In March 2009 two young dinghy sailors sailed a B14 (dinghy) from Stanley in north west Tasmania to Walkerville South in Victoria. The purpose of the voyage was to raise funds for the treatment of the endangered Tasmanian Devil, an animal species suffering from a facial tumour disease and, if possible, break the dinghy sailing time record for the crossing. The sailors Adrian Beswick and Josh Philips accompanied by a support vessel successfully completed the crossing in 14 hours 53 minutes.

Kitesurfers have also completed the crossing with Natalie Clark in 2010 become the first female to do the crossing.

===Rowing / Paddling===
In 1971 lone rower David Bowen from Mount Martha crossed Bass Strait in a 20 ft dory. Leaving from Devonport he landed on Wilson's Promontory.

The first crossing by paddleboard was made by Jack Bark, Brad Gaul and Zeb Walsh, leaving Wilsons Promontory in Victoria on 25 February 2014 and arriving at Cape Portland in northeastern Tasmania on 4 March 2014.

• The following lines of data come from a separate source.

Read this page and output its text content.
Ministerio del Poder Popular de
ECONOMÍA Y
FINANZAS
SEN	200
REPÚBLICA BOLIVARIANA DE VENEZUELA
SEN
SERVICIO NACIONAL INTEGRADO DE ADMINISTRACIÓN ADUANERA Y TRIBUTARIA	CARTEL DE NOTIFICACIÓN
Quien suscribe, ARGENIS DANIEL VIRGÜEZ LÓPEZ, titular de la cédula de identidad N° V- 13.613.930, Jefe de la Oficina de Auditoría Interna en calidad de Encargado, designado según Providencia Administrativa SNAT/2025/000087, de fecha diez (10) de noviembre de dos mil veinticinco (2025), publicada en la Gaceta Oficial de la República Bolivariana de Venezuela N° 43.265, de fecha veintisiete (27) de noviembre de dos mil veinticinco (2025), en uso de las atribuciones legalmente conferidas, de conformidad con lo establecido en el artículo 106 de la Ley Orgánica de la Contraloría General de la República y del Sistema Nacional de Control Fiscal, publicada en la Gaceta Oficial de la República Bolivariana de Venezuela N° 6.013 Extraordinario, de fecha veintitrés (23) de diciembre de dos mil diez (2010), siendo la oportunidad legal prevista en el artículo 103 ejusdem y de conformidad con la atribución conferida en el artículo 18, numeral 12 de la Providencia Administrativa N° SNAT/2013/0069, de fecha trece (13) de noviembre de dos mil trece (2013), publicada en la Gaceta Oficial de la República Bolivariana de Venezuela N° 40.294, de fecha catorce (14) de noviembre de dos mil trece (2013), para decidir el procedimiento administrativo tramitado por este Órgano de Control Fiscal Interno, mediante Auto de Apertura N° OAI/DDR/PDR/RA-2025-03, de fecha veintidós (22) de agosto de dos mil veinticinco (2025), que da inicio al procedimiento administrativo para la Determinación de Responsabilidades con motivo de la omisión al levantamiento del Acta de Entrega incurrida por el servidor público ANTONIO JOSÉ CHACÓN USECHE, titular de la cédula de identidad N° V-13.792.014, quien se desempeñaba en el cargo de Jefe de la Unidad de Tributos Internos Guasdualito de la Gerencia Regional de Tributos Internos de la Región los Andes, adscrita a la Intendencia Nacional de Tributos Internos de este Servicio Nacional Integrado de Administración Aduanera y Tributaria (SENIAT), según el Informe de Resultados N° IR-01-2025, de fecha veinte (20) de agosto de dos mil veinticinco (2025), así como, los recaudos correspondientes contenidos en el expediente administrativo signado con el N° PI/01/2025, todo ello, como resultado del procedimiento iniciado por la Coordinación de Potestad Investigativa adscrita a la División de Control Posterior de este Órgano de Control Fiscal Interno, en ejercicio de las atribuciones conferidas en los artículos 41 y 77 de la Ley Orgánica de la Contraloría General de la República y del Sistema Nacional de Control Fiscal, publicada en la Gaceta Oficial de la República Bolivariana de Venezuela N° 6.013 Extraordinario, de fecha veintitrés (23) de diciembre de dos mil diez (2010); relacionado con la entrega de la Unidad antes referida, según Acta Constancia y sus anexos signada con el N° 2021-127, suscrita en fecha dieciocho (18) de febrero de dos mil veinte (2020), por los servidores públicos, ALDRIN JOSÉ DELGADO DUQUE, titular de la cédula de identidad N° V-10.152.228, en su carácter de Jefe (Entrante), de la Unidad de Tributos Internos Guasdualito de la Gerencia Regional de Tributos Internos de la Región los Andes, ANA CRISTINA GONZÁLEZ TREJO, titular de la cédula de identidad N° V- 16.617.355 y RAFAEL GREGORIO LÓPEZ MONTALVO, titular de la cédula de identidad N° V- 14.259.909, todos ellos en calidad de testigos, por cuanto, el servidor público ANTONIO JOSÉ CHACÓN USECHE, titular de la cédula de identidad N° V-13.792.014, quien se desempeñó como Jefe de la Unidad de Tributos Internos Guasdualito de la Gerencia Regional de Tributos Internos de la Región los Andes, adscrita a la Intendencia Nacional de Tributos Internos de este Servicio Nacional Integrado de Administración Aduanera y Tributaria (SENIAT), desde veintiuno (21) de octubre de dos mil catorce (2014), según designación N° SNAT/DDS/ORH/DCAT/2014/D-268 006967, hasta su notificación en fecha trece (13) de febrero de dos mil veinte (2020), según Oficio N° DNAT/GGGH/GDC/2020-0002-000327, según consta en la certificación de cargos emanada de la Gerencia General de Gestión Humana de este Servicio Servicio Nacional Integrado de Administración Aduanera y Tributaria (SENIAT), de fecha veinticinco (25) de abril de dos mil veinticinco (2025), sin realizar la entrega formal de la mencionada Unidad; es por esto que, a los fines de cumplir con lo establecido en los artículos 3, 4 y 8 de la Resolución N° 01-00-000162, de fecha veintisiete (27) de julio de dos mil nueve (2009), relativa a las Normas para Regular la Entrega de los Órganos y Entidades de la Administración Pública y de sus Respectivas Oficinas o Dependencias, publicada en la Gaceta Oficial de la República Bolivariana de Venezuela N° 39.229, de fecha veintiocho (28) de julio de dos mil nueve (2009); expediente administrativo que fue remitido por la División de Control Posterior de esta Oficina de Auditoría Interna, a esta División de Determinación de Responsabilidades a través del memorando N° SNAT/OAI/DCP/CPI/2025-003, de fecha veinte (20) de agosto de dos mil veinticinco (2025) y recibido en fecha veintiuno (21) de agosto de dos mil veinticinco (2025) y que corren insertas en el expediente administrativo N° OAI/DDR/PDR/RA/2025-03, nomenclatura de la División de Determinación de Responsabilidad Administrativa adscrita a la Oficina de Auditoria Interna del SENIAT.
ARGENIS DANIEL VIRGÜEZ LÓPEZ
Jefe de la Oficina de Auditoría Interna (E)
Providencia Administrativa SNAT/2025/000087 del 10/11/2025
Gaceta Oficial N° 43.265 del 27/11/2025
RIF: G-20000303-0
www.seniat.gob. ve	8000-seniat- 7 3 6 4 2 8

Rod Harris, Ian and Peter Richards are credited with the first kayak crossing in 1971. Many sea kayakers have since made the crossing, usually by island hopping on the eastern side of the strait. Fewer sea kayak crossings have been made via King Island, due to the 100 km leg between Cape Wickam and Apollo Bay. Andrew McAuley was the first person to cross Bass Strait non-stop in a sea kayak in 2003. He made two more crossings of Bass Strait before he died attempting to cross the Tasman Sea in February 2007. In total, roughly 300 people have crossed bass strait by kayak in modern times.

===Swimming===

Tammy van Wisse swam part of the strait in 1996, from King Island to Apollo Bay in Victoria, a distance of about 100 km in 17 hours and 46 minutes.